Mercado Financeiro

O mercado financeiro tende a permanecer em trajetória positiva com a melhora no cenário internacional, reforçada pela manutenção dos juros na véspera nos EUA, e no quadro doméstico pela redução das preocupações fiscais, com a perspectiva de encaminhamento de uma solução para o pagamento de precatórios.

A Bolsa de Valores de São Paulo, a B3, fechou com valorização de 1,84%, a segunda consecutiva. O dólar acompanhou e subiu 0,34%, para R$ 5,30.

Bolsa de olho na PEC emergencial
Mercado financeiro deve melhorar humor com alívio no cenário externo - Foto: Envato

Investidores e gestores de mercado reagiram bem, no dia anterior, à decisão de política monetária tomadas pelos bancos centrais do Brasil e dos Estados Unidos. Por aqui, o Comitê de Política Monetária (Copom), do Banco Central (BC), elevou um ponto porcentual a taxa básica de juros, a Selic, para 6,25% ao ano, uma decisão que veio em linha com a expectativa dos analistas de mercado.

A Selic de 6,25% ao ano é a mais elevada em dois anos e a expectativa de economistas e analistas é que venham novas altas nas próximas reuniões do Copom, duas delas ainda este ano.

A expectativa é que o ano termine com a Selic acima de 8% ou em 8,25%, caso o BC reprise mais dois ajustes de 1 ponto porcentual em 2021. Comunicado divulgado após a reunião já indicou novo aumento desse calibre no próximo encontro.

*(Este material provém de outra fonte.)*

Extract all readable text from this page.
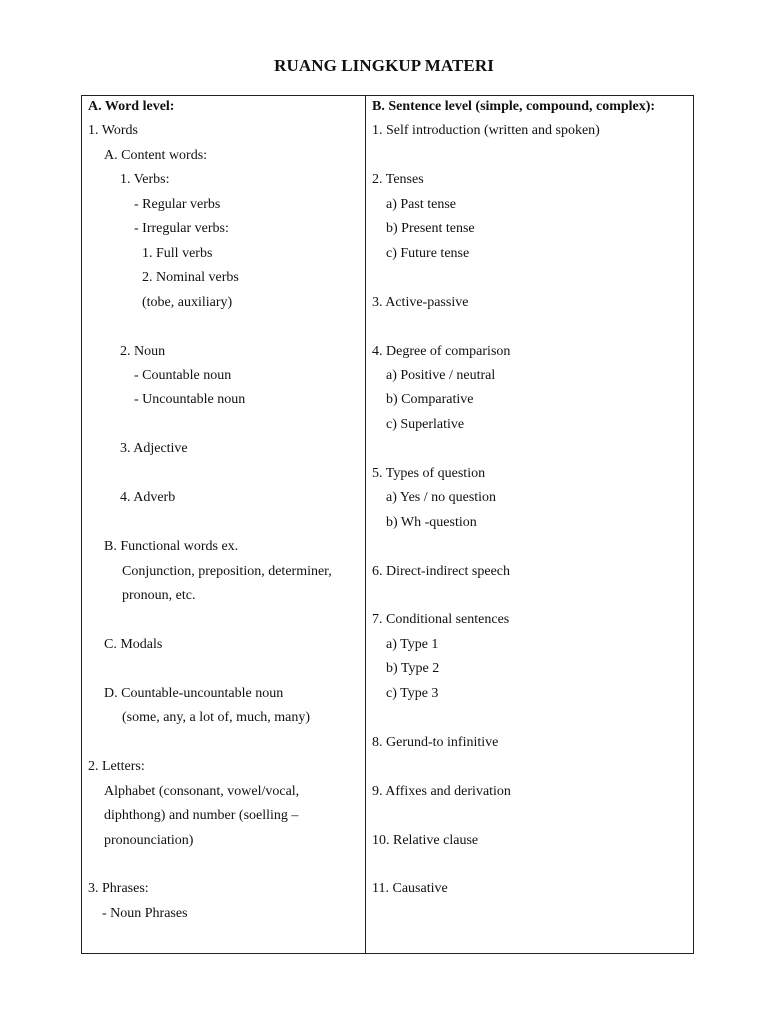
RUANG LINGKUP MATERI
A. Word level:
1. Words
A. Content words:
1. Verbs:
- Regular verbs
- Irregular verbs:
1. Full verbs
2. Nominal verbs
(tobe, auxiliary)
2. Noun
- Countable noun
- Uncountable noun
3. Adjective
4. Adverb
B. Functional words ex.
Conjunction, preposition, determiner,
pronoun, etc.
C. Modals
D. Countable-uncountable noun
(some, any, a lot of, much, many)
2. Letters:
Alphabet (consonant, vowel/vocal,
diphthong) and number (soelling –
pronounciation)
3. Phrases:
- Noun Phrases
B. Sentence level (simple, compound, complex):
1. Self introduction (written and spoken)
2. Tenses
a) Past tense
b) Present tense
c) Future tense
3. Active-passive
4. Degree of comparison
a) Positive / neutral
b) Comparative
c) Superlative
5. Types of question
a) Yes / no question
b) Wh -question
6. Direct-indirect speech
7. Conditional sentences
a) Type 1
b) Type 2
c) Type 3
8. Gerund-to infinitive
9. Affixes and derivation
10. Relative clause
11. Causative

Cenário externo também favorece o mercado

A manutenção dos juros de curto prazo americanos entre 0% e 0,25% pelo Fed (Federal Reserve, o banco central dos EUA) também não surpreendeu, porque já era esperada. Autoridades do banco central americano indicaram que, diante dos sinais ainda não muito claros da economia americana, os juros só devem começar a subir em 2023. 

O presidente do Fed, Jerome Powell, declarou, por sua vez, que a primeira redução no programa de estímulos monetários, com o corte gradual de recompra de títulos, poderá ter início em novembro. A fala de Powell, contudo, não provocou reação negativa no mercado.

A perspectiva de um encaminhamento satisfatório da crise financeira da incorporadora chinesa Evergrande, que anunciou um acordo com os credores para o pagamento de títulos de dívida, também animou o mercado financeiro, que agora deverá ficar mais focado na agenda de trabalhos do Congresso.

Espera-se uma definição para o pagamento parcelado dos precatórios e algum avanço também nas propostas de reforma administrativa e tributária.

Reforma administrativa

Os desdobramentos das principais reformas do País seguem sendo acompanhadas pelo mercado. Por um placar apertado, com uma diferença de apenas três votos, a comissão especial da reforma administrativa rejeitou um requerimento de retirada de pauta. Foram 22 votos contra e 19 favoráveis.

O relator, Arthur Maia, apresentou nesta quarta-feira, 22, alterações, ao texto protocolado mais cedo, em que ele deixa claro que incluiu juízes e promotores no corte de privilégios promovidos pela reforma.

O relator da reforma administrativa, deputado Arthur Maia, retomou a possibilidade da redução em até 25% de jornadas e salários de servidores públicos, agora, com a ressalva de que a medida poderá ser adotada só em "cenário de crise fiscal, como alternativa em relação à adoção de outra mais drástica, o desligamento de servidores efetivos", diz o relatório.

Bolsonaro: isolamento

No cenário interno, os investidores mantêm o radar ligado nas movimentações políticas. O secretário especial de Comunicação Social do Planalto, André Costa, informou que o presidente Jair Bolsonaro seguirá recomendação da Agência Nacional de Vigilância Sanitária (Anvisa) e permanecerá em isolamento no Palácio da Alvorada por pelo menos cinco dias, após ter tido contato com o ministro da Saúde, Marcelo Queiroga, que testou positivo para a covid-19.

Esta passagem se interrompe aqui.